I had an idea, though. As well as keeping them in a container (and doing water changes and spraying water on the eggs with a dropper, etc), what about keeping the container (it wouldn't fall over, it's wide but shallow) on top of the water in my established tank? It wouldn't provide circulation but it might keep the temperature up.
 
#26 · (Edited)
Currently my temperature is at 74. The only kind of mesh bag I have is this: http://www.petco.com/shop/en/petcostore/product/fluval-spec-biomax-filter-media

Can't a bag like this end up crushing them?

Also, today one of my painted red's has been zooming around the tank. I'd think nothing of it if they were male (and if a female had just molted) but this is a female shrimp. For hours she'd zip around, calm down for a while, and then do it again. Even climbing up the corners of the aquarium toward the surface before continuing to swim around.

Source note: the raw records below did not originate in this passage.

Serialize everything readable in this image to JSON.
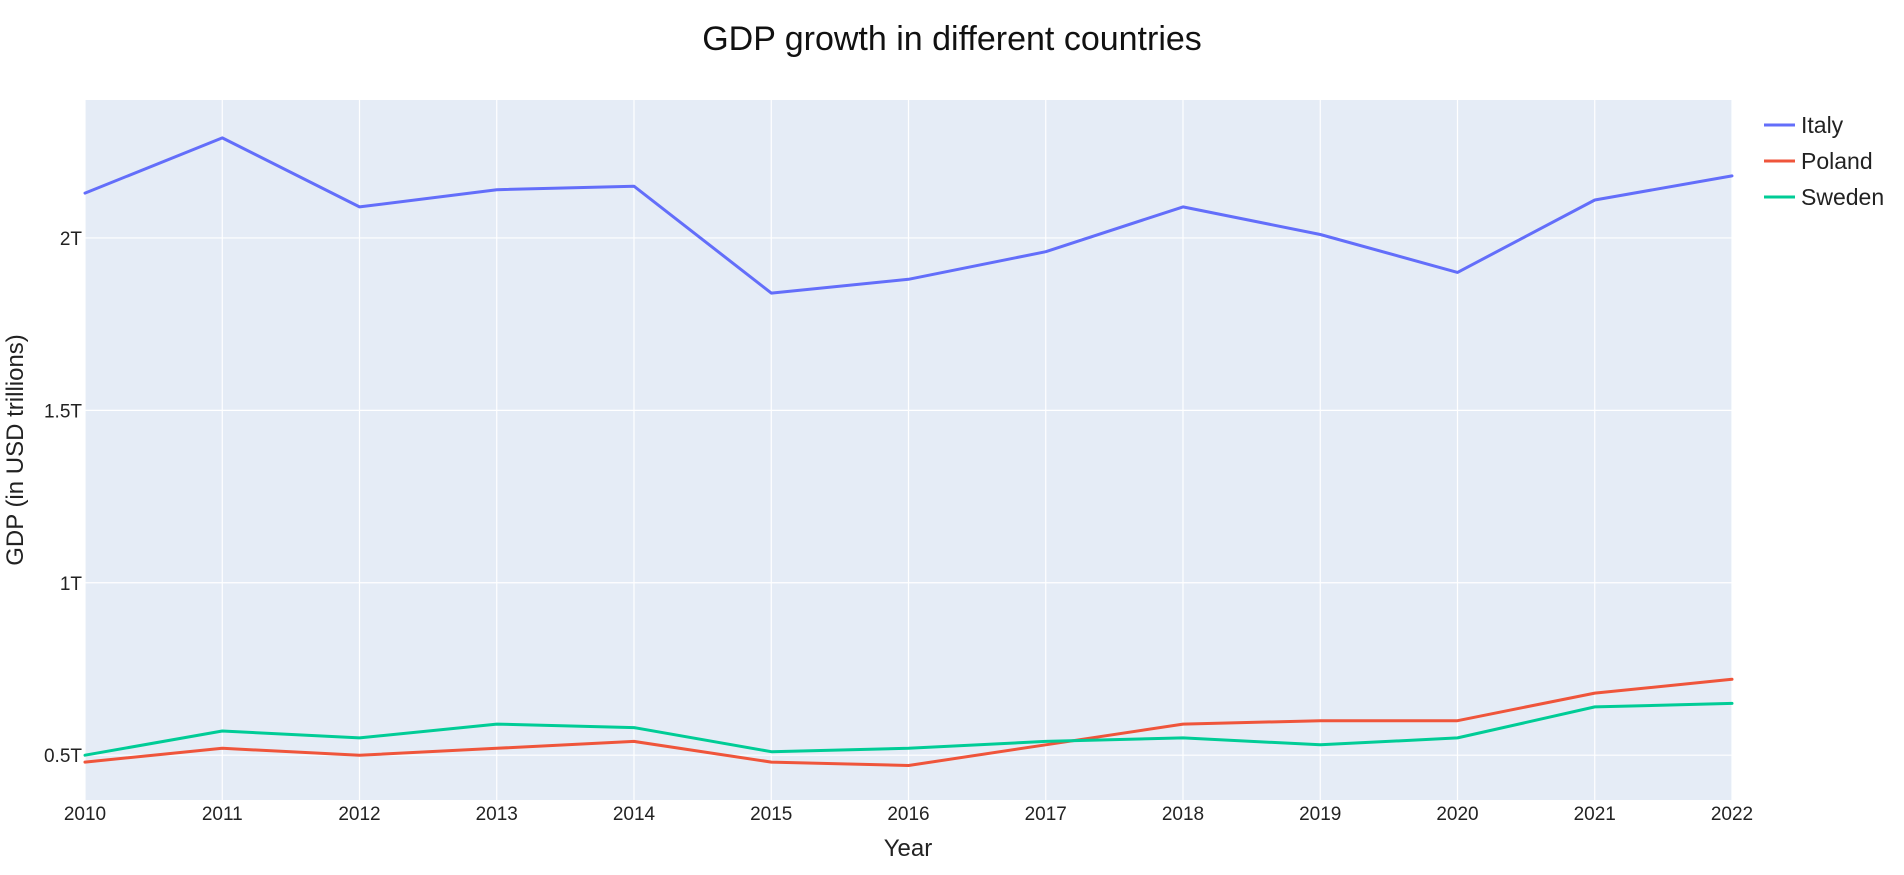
{
  "chart_data": {
    "type": "line",
    "title": "GDP growth in different countries",
    "xlabel": "Year",
    "ylabel": "GDP (in USD trillions)",
    "x": [
      2010,
      2011,
      2012,
      2013,
      2014,
      2015,
      2016,
      2017,
      2018,
      2019,
      2020,
      2021,
      2022
    ],
    "x_ticks": [
      "2010",
      "2011",
      "2012",
      "2013",
      "2014",
      "2015",
      "2016",
      "2017",
      "2018",
      "2019",
      "2020",
      "2021",
      "2022"
    ],
    "xlim": [
      2010,
      2022
    ],
    "ylim": [
      0.37,
      2.4
    ],
    "y_ticks": [
      {
        "value": 0.5,
        "label": "0.5T"
      },
      {
        "value": 1.0,
        "label": "1T"
      },
      {
        "value": 1.5,
        "label": "1.5T"
      },
      {
        "value": 2.0,
        "label": "2T"
      }
    ],
    "grid": true,
    "legend_position": "top-right",
    "plot_background": "#e5ecf6",
    "series": [
      {
        "name": "Italy",
        "color": "#636efa",
        "values": [
          2.13,
          2.29,
          2.09,
          2.14,
          2.15,
          1.84,
          1.88,
          1.96,
          2.09,
          2.01,
          1.9,
          2.11,
          2.18
        ]
      },
      {
        "name": "Poland",
        "color": "#ef553b",
        "values": [
          0.48,
          0.52,
          0.5,
          0.52,
          0.54,
          0.48,
          0.47,
          0.53,
          0.59,
          0.6,
          0.6,
          0.68,
          0.72
        ]
      },
      {
        "name": "Sweden",
        "color": "#00cc96",
        "values": [
          0.5,
          0.57,
          0.55,
          0.59,
          0.58,
          0.51,
          0.52,
          0.54,
          0.55,
          0.53,
          0.55,
          0.64,
          0.65
        ]
      }
    ]
  }
}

My latest water parameters are posted in the original post (the 25th of Jan). I'm also battling diotoms in my tank, it tries to coat my plants and glass.
 
#32 ·
Not sure how fine that is. I was thinking something like the bags they use for purigen or something.

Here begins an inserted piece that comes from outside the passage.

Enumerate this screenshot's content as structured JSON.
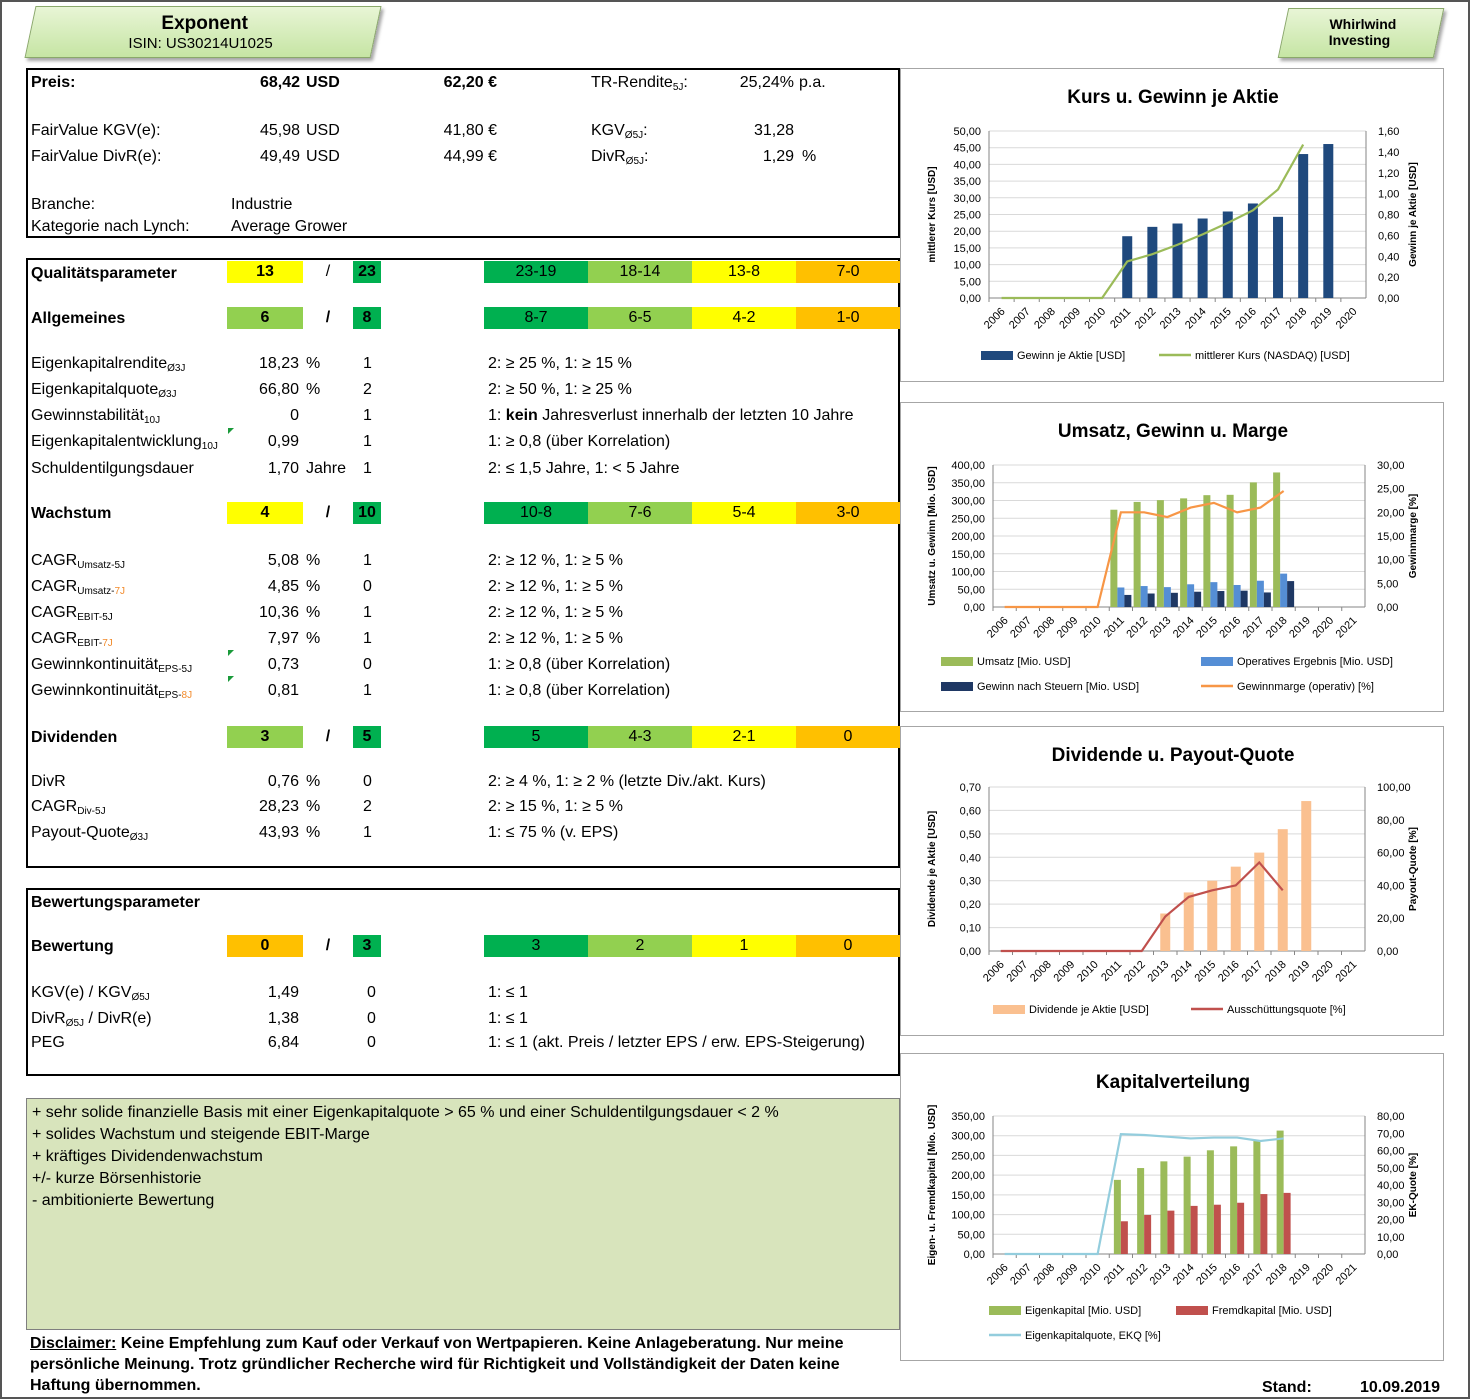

Another option that I found is this: Artificially Hatching Eggs .:. Information on artificially hatching Freshwater Aquarium Shrimp Eggs
So I've been trying to think of various ways to help these shrimp eggs in a more reliable way than keeping them in a container and spraying them now and then with water from the established tank. It just seems riskier because it means between then, they're sitting in stagnant water. I don't have any fine mesh bags, and not sure where I could get one locally. Currently I have the pre-filter sponge off my intake valve because the betta is isolated from it for now, and because I was hoping it would push around the container holding the shrimp eggs a bit. I've noticed some of my taller plants swaying a little with the current. I want to get some opinions on the idea of trying to stick these eggs to a leaf, although I'm not sure the mucous binding them is as strong as it was the day I found them.
 
#30 ·
I tried to do the calculations on my own, and measured about 1/4 of the cup before mixing it in with my tap water and some stress coat before adding to the aquarium. I didn't do a GH test to it first but next time I will. Is there a way to more properly test for GH than test strips? My freshwater master test kit only tests pH, ammonia, nitrite, and nitrate.

It's been less than 4 hours later; I tested the tank and the GH is still the same. These are my current parameters:

Water Parameters - 1/28/17
Nitrate: 40 ppm
Nitrite: 1 ppm
GH: 4.2
Chlorine: 1.0
KH: 4.48
pH: still between 7.2 and 7.8
Ammonia: 0
TDS: 311

I see some dead plant matter in my tank so I'm going to prune/pluck that.